Zgadzam sie z Asia, tylko Ty wiedzialas jaki ma byc efekt koncowy tez tak mam, ze jak sie staram to sie wszystko chrzani, a jak nie, to nagle wszystko swietnie wychodzi. Niedlugo bede testowac ten multicooker i w nim chce piec ciasta moze zastapi moj dziurawy piekarnik
Ehh wrocilam pierwszy dzien po pracy i mam dosc ;(
JEszcze dzis tak obserwuje ze coco lekko kuleje, nawet smiem powiedziec ze od wczoraj. Nie ulatwia fakt ze dalej szaleje... ale lekko utyka na ta lapenke. Zobaczymy jutro, jak nie to sie kopsniemy do weta.
Ehhh jak nie urok...
Mi tez jakos zimno. Zjadlam obiad zacelam czytac cholerna dokumentacje do roboty i zasnelam. Teraz siedze pod kocem, z kubkiem herbaty i sie usiluje zagrzac... Wrrrr
Czesc Fuks kiedys skoczył z szafki jak był malutki i tez wylądowałam z nim u weterynarza, na ogonek spadł i go bolał, dostał przeciwzapalne i antybiotyk.
Obserwuj, powinno przejść, jednakże przy ciągłej zabawie moze to potrwać dłużej. Wpadkami sie nie przejmuj, zdarza sie mistrzom Nikt nie zauważył, a najważniejsza jest atmosfera.
No u Coco to juz 2 taka akcja.... za pierwszym razem w kilka podzin po zastrzyku przeszlo. M. jej teraz pilnuje zeby nie szalala.
Dzieki Martuś :*
Czuje sie wyprana... ale zmotywowałam się by zrobić prańsko i 3/4 prania z kosza na rzeczy do prasowania - wyprasować A teraz wrocilam pod moj kocyk... juz 10...
bylismy z coco u weta... okazuje ise ze to ta sama lapka co zaraz po adopcji....
badanie ze tak powiem paliptacyjne nic nie wykazalo. Nic nie ma zlamanego ani nic. Prawdpoodbnie podczas szalenstw cos sobie naciagnela. Dostala zatrzyk przeciwbolowo zapalny i jutro do kontroli.
Ja padam na pysk jem obiad i chyba ide sie kimnac... obiad.... w sumie to obiado-kolacje.
Dzien dobry No to tak jak pisałam, dokładnie ta sama procedura. Przeciwzapalny i przeciwbólowy powinno pomoc Daj jej kilka dni. U kotków nad aktywnych to częste. Zawsze bardzo obserwuje Fuksa, bo Molka to cześciej siedzi/lezy niż biega. A ten to ostatnio nawet na żyrandol skakać próbował wykończy mnie psychicznie Wybaczam mu, bo wlasnie lezy mi na lędźwiach termoforek moj prywatny osobisty puchaty!
No dzis bylo po nocy lepiej choc nie idealnie.
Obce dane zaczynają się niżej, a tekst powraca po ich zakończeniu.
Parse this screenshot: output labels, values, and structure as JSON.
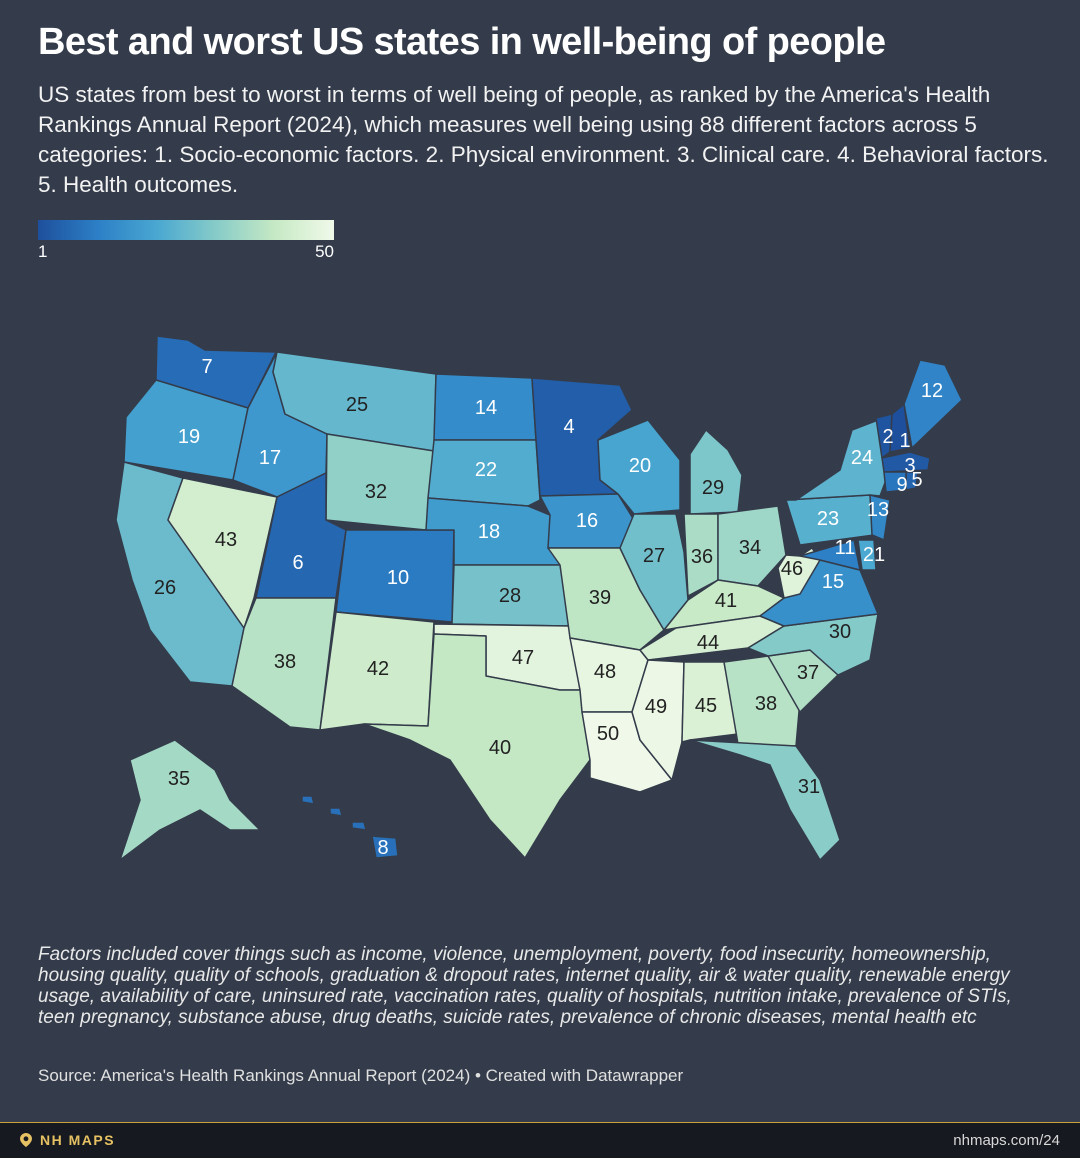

Bezdyskusyjnie popoludniu do weta. Wyleczymy mała pchłę
Widze ze na forumpododawali powiadomienia. Fajna opcja bo moze w koncu nie bede miala meaila zawalonego
Coco dzisiaj z nami spala... na mojej poduszcze. Rano jak tylko uslyszala ze sie budzimy to z traktorkiem sie przyszla poprzytulac pod koluderke moja kochna
Dzisiaj dluzej kiblowalismy w pracy ze nei zdazylibysmy obrocic z coco to prosto do weta z jezorem po tabletke... i coz nas spotkalo...
Dostalismy tabletke "gratis" i jedna na zapas gdyby jeszcze jutro kulala to mamy podac jaknie to w pn sie pojawic ale wyglada ze wszytsko powinno byc dobrze, mamy koty dobrze wymiziac... i tyle oplat.... dostalismy porady co do nitki i jej oczka i wogole ... jednak ten wet jest swietny. Ich tam jest kilku ale dwoch jest mega... dzisiaj byl ten co Dixiego usypial... ale... mega dobry lekarz. Wiem ze Dixie byl w dobrych rekach do ostatniej minuty ...
Wrocilam z pracy i jestem jakas taka zdolowana..... nie wiem czemu... cos sie dzieje nie wiem co.... sama z soba....
A i jutro mamy obraz PIxiastego do odbioru Zawisnie:)
Jesienny spadek nastroju? Ja jestem dziś mega zmęczona. Wróciłam z Warszawy od Babci, zaliczyłam między innymi dwie przychodnie, 3 markety (w trzecim już nie miałam siły się rozglądać, to tylko zaczepiałam pracowników i kazałam się kierować w odpowiedni regał, brałam co potrzeba i kolejna łapanka ), a już w NDMie Biedronkę i teraz czekam aż mi się nóżki z kuraka upieką, bo nie mam siły nic robić.